Mr Monaco confirmed that the Rome Book Fair, in place now for 15 years, was the only fair in the world for small- and medium-sized publishing at national level. He explained how this related to a number of Italian specificities, as small and medium Italian publishers built themselves a cultural identity as opposed to big publishers. The movement started in 1975 and peaked in the early 1990s, when the group proclaimed its identity and became organised, with the birth of the first association of small publishers; this entered the Italian Publishers Association in the late 1990s and soon promoted the launch of Più Libri Più Liberi. Another feature of Italian publishing, the way large publishing groups operate, pushing vertical integration, was influential as well, and introduced a further element of contraposition that contributed to shape the fair. Più Libri Più Liberi’s features take into account how for small publishers visibility is essential: the fair’s modules/stands are very standardised to help comparability; diversity is valorised through the representation of all forms of publishing (small publishers tend to be specialised); a lot of emphasis is placed on professional formation; great attention is dedicated to data (identity comes from the soul but it needs materiality, some kind of objective description). Mr Monaco concluded by explaining that in a country like Italy, where 85% of fairs’ participants usually come from the same province of the fair venue, this had become a remarkable event, which had even driven the development of Roman publishing.

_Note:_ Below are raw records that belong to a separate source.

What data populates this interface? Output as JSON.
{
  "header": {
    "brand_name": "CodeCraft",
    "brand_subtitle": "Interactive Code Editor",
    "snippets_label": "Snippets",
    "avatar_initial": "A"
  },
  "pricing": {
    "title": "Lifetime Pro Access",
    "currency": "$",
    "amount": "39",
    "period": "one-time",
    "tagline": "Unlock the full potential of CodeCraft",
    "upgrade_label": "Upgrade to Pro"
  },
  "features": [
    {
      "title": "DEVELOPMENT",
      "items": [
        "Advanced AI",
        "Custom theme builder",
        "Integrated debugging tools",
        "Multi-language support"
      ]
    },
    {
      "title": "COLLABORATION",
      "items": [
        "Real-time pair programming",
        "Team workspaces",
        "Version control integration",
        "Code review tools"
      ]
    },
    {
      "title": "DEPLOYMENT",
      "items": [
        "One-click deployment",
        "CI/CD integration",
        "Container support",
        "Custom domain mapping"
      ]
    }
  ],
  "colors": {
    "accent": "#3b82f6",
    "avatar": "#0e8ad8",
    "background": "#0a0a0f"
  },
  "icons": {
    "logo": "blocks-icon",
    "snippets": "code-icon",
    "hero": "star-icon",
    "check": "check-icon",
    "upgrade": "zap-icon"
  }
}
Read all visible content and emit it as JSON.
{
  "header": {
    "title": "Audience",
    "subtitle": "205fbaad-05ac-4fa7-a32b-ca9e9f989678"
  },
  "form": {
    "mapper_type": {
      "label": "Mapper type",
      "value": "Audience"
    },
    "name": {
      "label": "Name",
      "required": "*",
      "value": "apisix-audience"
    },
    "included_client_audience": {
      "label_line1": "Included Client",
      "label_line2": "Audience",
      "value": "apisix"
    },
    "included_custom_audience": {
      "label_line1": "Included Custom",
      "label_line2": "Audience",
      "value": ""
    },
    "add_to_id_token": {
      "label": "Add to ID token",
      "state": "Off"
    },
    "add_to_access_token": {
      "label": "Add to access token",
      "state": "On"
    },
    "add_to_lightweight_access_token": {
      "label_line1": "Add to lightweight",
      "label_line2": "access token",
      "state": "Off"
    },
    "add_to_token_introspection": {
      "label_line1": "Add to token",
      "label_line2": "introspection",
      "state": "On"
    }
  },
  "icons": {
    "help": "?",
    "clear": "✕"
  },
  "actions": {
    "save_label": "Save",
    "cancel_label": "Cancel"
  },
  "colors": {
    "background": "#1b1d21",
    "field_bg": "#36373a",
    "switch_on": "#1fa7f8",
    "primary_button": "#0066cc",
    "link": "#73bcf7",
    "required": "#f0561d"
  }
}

In a final round of comments, Mr Salis asked about the Frankfurt Book Fair’s move towards content in general, to which Mr Volland replied that they had created the new brand Arts+ to keep their strong “book” brand intact, and were covering yet new fields under another brand. To the question of what could be expected from a network of book fairs, what ideas could circulate among these different experiences, Mr Mota stated that diversity was the main element; he explained that the many European fairs were different and the idea was not to make them similar, but to see what was done well in other fairs to draw inspiration. He added that another key dimension was for all to underline the importance of the book; for example, in such events the book industry lets the public and policy makers know that it is there, that it does not need public financial support but just the respect of some fundamental rules (such as copyright) and of our ecosystem. After all, book publishing is the largest cultural industry in world and Europe is leader in the sector. Mr Salis then noted a possible problem of perception of the sector as an industry and of misperception of the dimensions of the e-book phenomenon. Mr Monaco first stressed the importance of promoting exchanges as the Aldus project meant to do, and pledged for the Rome Book Fair to cooperate actively, also as a way to accompany a redefinition of the nature and image of the EU. He stated that an improvement was needed in the relationships all along the book value chain, through the development of concepts that gave a place for dialogue to all stakeholders. He concluded wondering whether the possible move of the fair to a much larger venue would challenge the concept of having standardised stands, and in general what other consequences it could have.